Je remarque tout d’abord que les métropoles sont de nature très diverse. Comment comparer les onze métropoles de droit commun correspondant à des EPCI à fiscalité propre de 400 000 habitants dans une aire urbaine de 650 000 habitants – les trois dernières, Montpellier, Rouen et Nancy, sont nées de la volonté des ensembles intercommunaux préexistants – à la collectivité territoriale au statut particulier de Lyon, aux deux métropoles à statut particulier du Grand Paris et d’Aix-Marseille-Provence, ou encore aux sept dernières métropoles de taille plus modeste créées le 1er janvier 2018 ?

Le débat sur les mécanismes de désignation des conseillers métropolitains doit, me semble-t-il, tenir compte de cette différence fondamentale. Ainsi, Lyon, devenu une vraie collectivité territoriale, ne peut être traité de la même manière que les jeunes métropoles qui ont vu le jour en 2018.

Sophie Joissains nous a décrit le fonctionnement, voire les dysfonctionnements, de la métropole d’Aix-Marseille-Provence. En tant qu’élue de la métropole du Grand Paris au titre de mon mandat à Boulogne-Billancourt et dans l’établissement public territorial Grand Paris Seine Ouest, je vous parlerai de la métropole du Grand Paris.

Je le rappelle, cette « métropole » a été bâtie contre l’avis des maires et des élus locaux, qui se sont prononcés à deux reprises contre les textes MAPTAM et NOTRe au sein de la mission de préfiguration du Grand Paris : à plus de 75 % en octobre 2013 et à 94 % en octobre 2014.

J’ai bien entendu les propos d’Alain Richard, qui, reprenant les intentions du Président de la République, a évoqué des évolutions volontaires pour six ou sept grandes métropoles.

Aujourd’hui, évoquer la métropole du Grand Paris, c’est faire une sorte de « voyage en Absurdie », sur le plan institutionnel comme sur le plan financier. Elle n’exerce pas de véritables compétences opérationnelles, mais suscite 3, 4 milliards d’euros de flux financiers, pour un budget primitif pour 2018 de 29, 3 millions d’euros après retraitement des flux entre la métropole et les communes, soit moins de 4, 3 euros par habitant pour fonctionner. L’épargne brute de cet ensemble de plus de 7 millions d’habitants est de seulement 5 millions d’euros.

Cela pourrait prêter à sourire si nous n’étions pas dans un contexte de crise, avec une baisse de l’investissement local « sans précédent », selon un récent rapport du groupe BPCE… Faute de projet, la métropole du Grand Paris a investi seulement 16 millions d’euros en 2017. Les territoires, qui ont dû transférer une partie de leur fiscalité économique à la métropole, auraient su mobiliser utilement la croissance de la CVAE du territoire francilien au bénéfice de l’économie nationale.

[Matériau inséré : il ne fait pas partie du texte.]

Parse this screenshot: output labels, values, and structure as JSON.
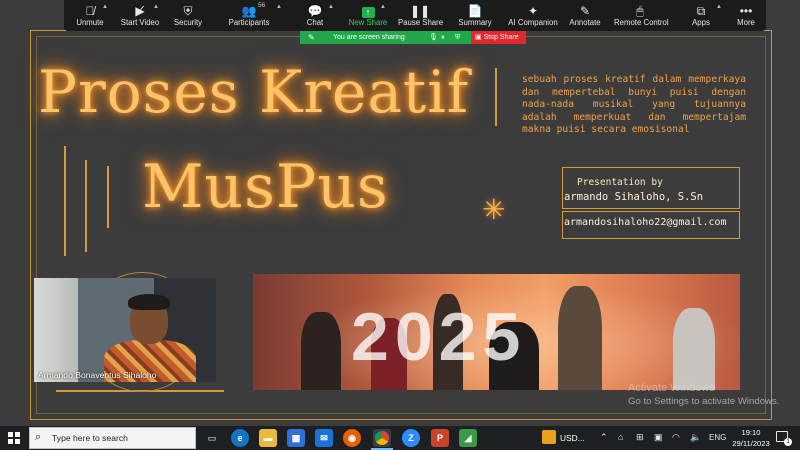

Privés de leurs moyens financiers, ils ont dû geler des investissements programmés et proches des citoyens.

En l’état, une élection au suffrage universel direct des conseillers métropolitains du Grand Paris, détachée des communes, serait une catastrophe, sauf à vouloir en faire une sorte de « super-département » intercalé entre les blocs communaux et la région. Une nouvelle couche supplémentaire à un millefeuille déjà bien indigeste…

Madame la ministre, alors sénatrice du Loir-et-Cher, vous aviez justement fait remarquer, dans le cadre de l’examen d’un amendement déposé lors de la seconde lecture de la loi MAPTAM, qu’élire les conseillers métropolitains au suffrage universel direct reviendrait, de fait, à créer une nouvelle collectivité territoriale.

Par ailleurs, quelle cohérence y aurait-il à définir aujourd’hui les modalités d’élection d’élus dont on ne connaît toujours pas les attributions dans les prochaines années ?

Le Président de la République, qui a déjà repoussé à plusieurs reprises ses annonces sur la réforme du Grand Paris, prendra-t-il conscience que, tant qu’il ne se sera pas prononcé, l’incertitude et le flou institutionnel continueront de régner, rendant impossible toute action et toute gestion saine de nos collectivités ?

Le mode d’élection actuel des conseillers métropolitains par fléchage permet de maintenir un lien de proximité entre les citoyens, les élus locaux et leurs représentants au sein de l’échelon métropolitain. Pour être efficace, la construction des métropoles doit se faire au service des communes qui la composent, et non contre celles-ci.

Telles sont les raisons pour lesquelles je voterai en faveur de cette proposition de loi.